U.S. officials pressured the Iraqi government into suspending the bus convoys because they are concerned that Baghdad has not made sufficient preparations should a larger number of refugees decide to return. The worst-case scenario would be that many who return resort to violence when they find their homes have been taken over or destroyed. Even short of that, Iraq's social safety net remains limited. Refugee advocates are alarmed by the Iraqi government's recent decision to cut the food rations—on which some 10 million rely—by as much as half in 2008.

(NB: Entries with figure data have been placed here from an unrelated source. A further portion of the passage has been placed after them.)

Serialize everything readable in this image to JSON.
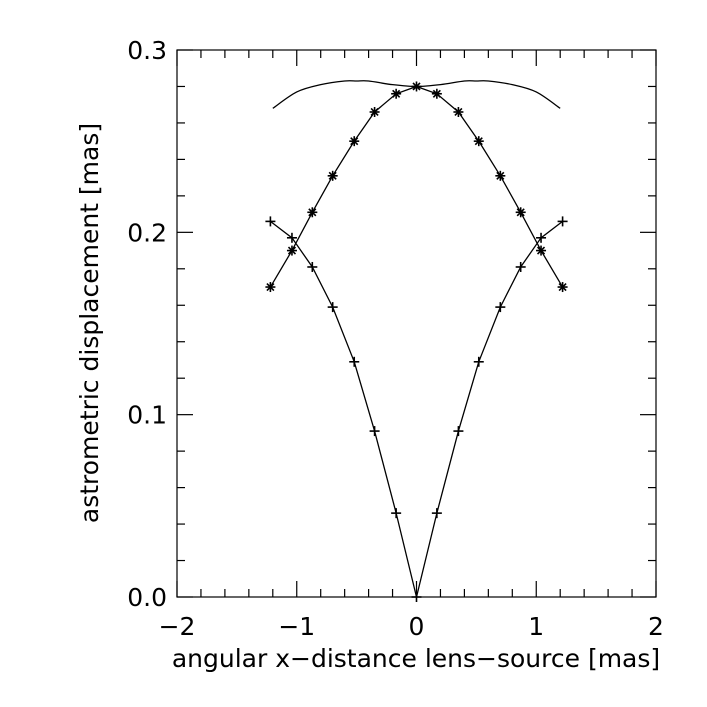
{
  "chart_data": {
    "type": "line",
    "title": "",
    "xlabel": "angular x−distance lens−source [mas]",
    "ylabel": "astrometric displacement [mas]",
    "xlim": [
      -2,
      2
    ],
    "ylim": [
      0,
      0.3
    ],
    "x_ticks": [
      -2,
      -1,
      0,
      1,
      2
    ],
    "x_tick_labels": [
      "−2",
      "−1",
      "0",
      "1",
      "2"
    ],
    "x_minor_step": 0.2,
    "y_ticks": [
      0.0,
      0.1,
      0.2,
      0.3
    ],
    "y_tick_labels": [
      "0.0",
      "0.1",
      "0.2",
      "0.3"
    ],
    "y_minor_step": 0.02,
    "grid": false,
    "legend": "none",
    "series": [
      {
        "marker": "none",
        "curve": "smooth",
        "x": [
          -1.2,
          -1.0,
          -0.8,
          -0.6,
          -0.5,
          -0.4,
          -0.2,
          0.0,
          0.2,
          0.4,
          0.5,
          0.6,
          0.8,
          1.0,
          1.2
        ],
        "y": [
          0.268,
          0.277,
          0.281,
          0.283,
          0.283,
          0.283,
          0.281,
          0.28,
          0.281,
          0.283,
          0.283,
          0.283,
          0.281,
          0.277,
          0.268
        ]
      },
      {
        "marker": "asterisk",
        "curve": "linear",
        "x": [
          -1.22,
          -1.04,
          -0.87,
          -0.7,
          -0.52,
          -0.35,
          -0.17,
          0.0,
          0.17,
          0.35,
          0.52,
          0.7,
          0.87,
          1.04,
          1.22
        ],
        "y": [
          0.17,
          0.19,
          0.211,
          0.231,
          0.25,
          0.266,
          0.276,
          0.28,
          0.276,
          0.266,
          0.25,
          0.231,
          0.211,
          0.19,
          0.17
        ]
      },
      {
        "marker": "plus",
        "curve": "linear",
        "x": [
          -1.22,
          -1.04,
          -0.87,
          -0.7,
          -0.52,
          -0.35,
          -0.17,
          0.0,
          0.17,
          0.35,
          0.52,
          0.7,
          0.87,
          1.04,
          1.22
        ],
        "y": [
          0.206,
          0.197,
          0.181,
          0.159,
          0.129,
          0.091,
          0.046,
          0.0,
          0.046,
          0.091,
          0.129,
          0.159,
          0.181,
          0.197,
          0.206
        ]
      }
    ]
  }
}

Some of the Iraqis who came home are desperate to return to Syria already. "Families are going back home, but they are not satisfied, especially when they have forgotten the sight of weapons and the sound of gunshots and car bombs for years, and now they have to walk in streets filled with armed people covering their faces with black masks," says Ali Abd al-Rahman, a carpenter who returned to Baghdad in November after his Syrian visa expired. "I am remembering the beautiful nights of Damascus, taking my wife out with the kids any time I want. I really miss security." Today, he is hoping the Syrian government will approve his request for a new visa.